Kiranya kitab yang diperlihatkan Yu Wi kepada mereka tempo hari adalah Su-ciau-sin-kang, kitab kecil ini dapat dikenali Koh Peng, mereka percaya kitab itulah barang peninggalan mendiang Ban-lociangbun.
Sesudah Ban Yu-coan meninggal, kitab pusaka itupun tidak diketahui hilang kemana, anak murid Goat- heng- bun tidak ada yang tahu bahwa kitab pusaka masih tersimpan pada putri sang ketua, kalau tahu, sejak dulu tentu sudah terjadi rebut berebut.
Rupanya Ban Yu-coan juga tahu setelah dirinya mati, kitab yang berisi berbagai pelajaran ilmu sakti itu akan mengakibatkan pertarungan diantara anak murid sendiri uutuk memperebutkannya, maka diam-diam ia menyerahkan kitab kepada putri kesayangan yang tidak pernah belajar silat sebagai emas kawin bila putrinya kemudian menikah.
Siapa pun tidak menduga Ban Yu-coan akan menyerahkan kitab kepada putrinya yang tidak mahir ilmu silat, setelah menikah kitab itu pun dibawa putrinya, sesuai pesan sang ayah, kitab pusaka itu diturunkan kepada anak cucunya, tapi setelah digunakan sebagai emas kawin anak perempuan dan tidak diberikan kepada anak
lelaki, kecuali bilamana kemudian ditemukan keturunan langsung keluarga Ban barulah kitab pusaka akan dikembalikan.

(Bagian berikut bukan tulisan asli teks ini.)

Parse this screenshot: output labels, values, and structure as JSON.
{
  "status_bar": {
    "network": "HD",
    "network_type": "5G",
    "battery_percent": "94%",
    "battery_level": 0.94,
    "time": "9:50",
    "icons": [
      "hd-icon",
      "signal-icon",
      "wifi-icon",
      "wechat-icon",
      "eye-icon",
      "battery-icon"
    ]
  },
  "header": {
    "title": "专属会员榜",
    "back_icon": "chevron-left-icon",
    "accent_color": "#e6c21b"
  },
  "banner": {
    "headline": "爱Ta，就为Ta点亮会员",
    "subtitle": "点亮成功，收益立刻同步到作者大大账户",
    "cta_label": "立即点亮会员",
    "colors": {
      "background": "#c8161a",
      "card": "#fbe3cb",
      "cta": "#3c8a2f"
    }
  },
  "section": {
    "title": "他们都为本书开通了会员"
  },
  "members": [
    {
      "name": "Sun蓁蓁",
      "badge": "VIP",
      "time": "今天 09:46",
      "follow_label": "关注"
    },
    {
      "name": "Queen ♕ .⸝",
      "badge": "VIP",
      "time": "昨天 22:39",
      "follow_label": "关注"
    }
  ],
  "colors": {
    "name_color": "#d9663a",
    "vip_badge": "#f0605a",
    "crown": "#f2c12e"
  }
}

Akhirnya kitab pusaka itu diturunkan sampai tangan ibu Ko Bok-cing, secara kebetulan dan karena ada jodoh, Ilmu sakti Su-ciau-sin-kang yang tercantum dalam kitab pusaka itu telah berhasil diyakinkan oleh Ko Bok-cing yang pendiam dan tekun itu.
Sebabnya Koh Peng bertiga mengakui Kan cau-bu sebagai ketua Goat heng-bun adalah karena dia memegang barang peninggalan perguruannya, yaitu Hian- ku-cip. Kemudian pada Yu Wi juga terlihat ada warisan ketua yang dulu, seharusnya mereka juga mesti menyebutnya sebagai ciangbun. Tapi waktu itu mereka merasa bingung karena tidak tahu siapa yang harus mereka bela.
Dalam keadaan serba sulit, mereka lantas mengundurkan diri dari pertengkaran yang sukar dibedakan benar dan salah itu, supaya mereka pun tidak bertindak keliru membela salah satu pihak.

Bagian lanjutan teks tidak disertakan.